Aslında bu tip etkinlikler turistik şehirlerin cazibesini daha da artırır. Ayrıca yıl içine yayılırsa turizm açısından da önemli bir hareketlilik sağlar şehre. Dünya çapında meşhur, önemli festivallerde yer alabilmek için uluslararası seyahatlere katılan önemli bir turist kitlesi var dünyada. Biz buna "festival turizmi" diyoruz. Neden Şanlıurfa da festival turizminin önemli destinasyonlarından biri olmasın? Potansiyel var değil mi? Kaliteli festivaller, bir yandan gelen turisti memnun ederken, diğer yandan yerel halkın da sanatla bütünleşmesini sağlar. Yani her grup bu işten kazançlı çıkar. 

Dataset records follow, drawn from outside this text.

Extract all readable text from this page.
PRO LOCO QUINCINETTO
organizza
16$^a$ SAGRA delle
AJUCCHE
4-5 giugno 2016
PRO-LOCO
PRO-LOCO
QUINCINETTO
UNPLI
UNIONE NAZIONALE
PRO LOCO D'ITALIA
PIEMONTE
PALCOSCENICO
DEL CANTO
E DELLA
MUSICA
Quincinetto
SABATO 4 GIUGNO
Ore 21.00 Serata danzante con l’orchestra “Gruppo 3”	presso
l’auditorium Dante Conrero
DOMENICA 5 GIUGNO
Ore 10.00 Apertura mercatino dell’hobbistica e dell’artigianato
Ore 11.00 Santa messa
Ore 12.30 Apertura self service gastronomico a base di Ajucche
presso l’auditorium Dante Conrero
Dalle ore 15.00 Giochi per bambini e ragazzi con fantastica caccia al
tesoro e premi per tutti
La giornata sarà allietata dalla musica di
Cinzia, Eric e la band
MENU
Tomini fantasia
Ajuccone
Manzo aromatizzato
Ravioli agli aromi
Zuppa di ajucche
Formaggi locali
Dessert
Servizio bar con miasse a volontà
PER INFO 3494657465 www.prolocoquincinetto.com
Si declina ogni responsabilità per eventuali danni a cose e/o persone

"Sanatsız kalan bir milletin hayat damarlarından biri kopmuş demektir."
Bu sözü pek çoğumuz hatırlar. Ulu Önder Gazi Mustafa Kemal Atatürk'ün sanatın önemini vurguladığı meşhur sözüdür. Devamında ise uygar toplum inşa etmenin ve ilerlemenin sanata verilen önem nispetinde gerçekleşeceğini ifade eder. Tiyatro, resim, müzik, heykel, sinema ve daha nice sanat dalları… Bunlar hayattan aldığımız lezzeti artıran çeşnilerdir. 

Baharata düşkün bir mutfağımız olduğuna göre kimse hayata biraz çeşni katmanın da gereksiz olduğunu düşünmez herhalde. Halkımızın etkinliklere olan ilgisi, sanki sanata biraz özlem olduğunu gösteriyor. Temenni ederim ki bu renkli ve enerjik festival, daha iyi festivallerin bir habercisi ve öncüsü olur. 

Yazımı burada sonlandırıyorum. Malum program yoğun. Siz de yazımı okuduğunuza göre şimdi lütfen oturduğunuz yerden kalkın ve festivalin renkli karnavalında yerinizi alın.